Fully Furnished Apartments: Unless an owner lives in a property for part of each year, or the property is located in a high-end tourist destination, furnishing an apartment makes it more difficult to attract quality long-term tenants. Most people looking to rent long-term have their own furniture, and they are less likely to move since they will have to take their furnishings with them. The additional costs and headaches involved with maintaining the furnishings typically result in lower cash flow.
Pets: Some owners do not allow pets because they fear that the animals may cause excessive damage or ruin carpeting if the pet has an accident. The State of Hawaii allows landlords to collect a refundable pet deposit in addition to the refundable security deposit. State Law also allows tenants to move a “pet” into a rental that does not allow pets by obtaining a doctor’s note claiming the “pet” is an Emotional Support Animal.
Stott PM recommends owners to allow a small pet (under 40 lbs.) due to the above-mentioned changes in state law. Most tenant prospects that have great credit and rental references are responsible pet owners. The combined security deposit and pet deposit would usually be large enough to replace carpet and padding if the pet has an accident. The higher demand helps raise the rent and reduce vacancy periods and some pet owners will look past flooring defects in order to move into a rental that allows a pet.

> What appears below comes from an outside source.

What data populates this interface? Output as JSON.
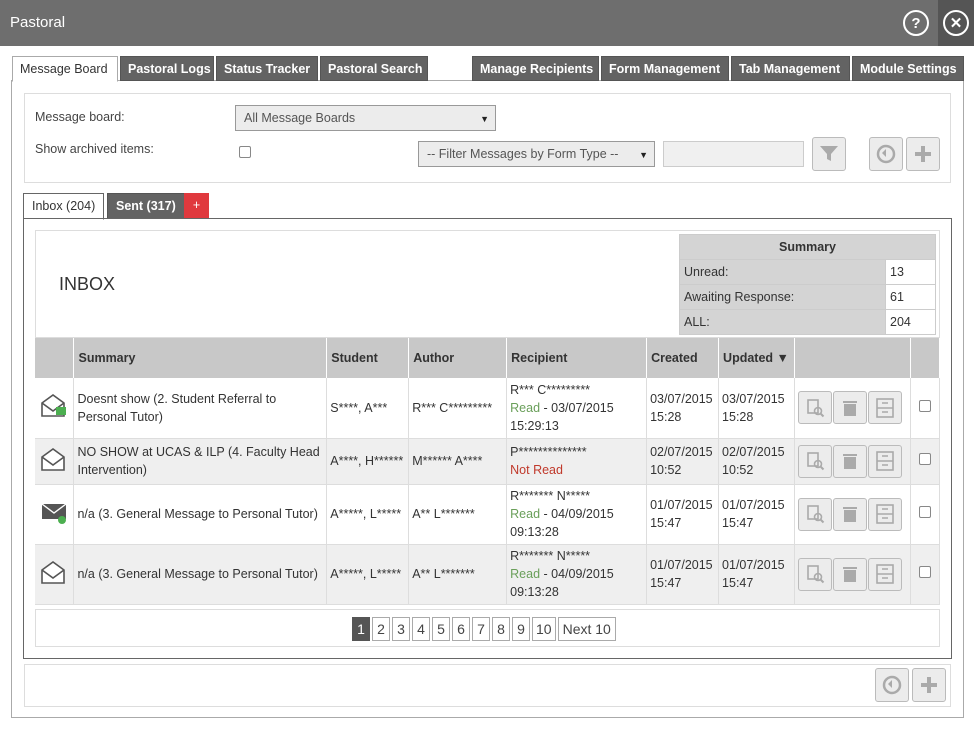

Remodeling: Location and views have the largest impact on market rent. In general, tenants look for clean and functional square footage in neighborhoods that meet their needs the best. Installing granite countertops, expensive cabinetry, hard wood floors, high-end appliances and bathroom fixtures do not provide a sufficient return on investment unless the property is in a high-end neighborhood. Since the State of Hawaii limits a security deposit equal to one month’s rent, one careless tenant could end up causing thousands of dollars in damage to a high-end remodel.
If your property shows signs of wear and tear, a coat of fresh paint and decent rental grade carpeting should be sufficient to attract quality tenants. If you do not want to replace the carpet every five to seven years, then consider installing ceramic tile or vinyl planks. Don’t replace “dated” cabinetry and countertops unless they exhibit major functional problems (i.e. stuck drawers, rotten wood, broken hinges that can’t be repaired).
Discrimination: Federal and State Laws prohibit turning down a potential tenant due to race, color, national origin, religion, sex, familial status, or handicap. Some owners of high-rise condos have voiced concerns over the safety of small children and the risks of falling. Even though those concerns may be valid, turning down an applicant with small children for that specific reason violates the law.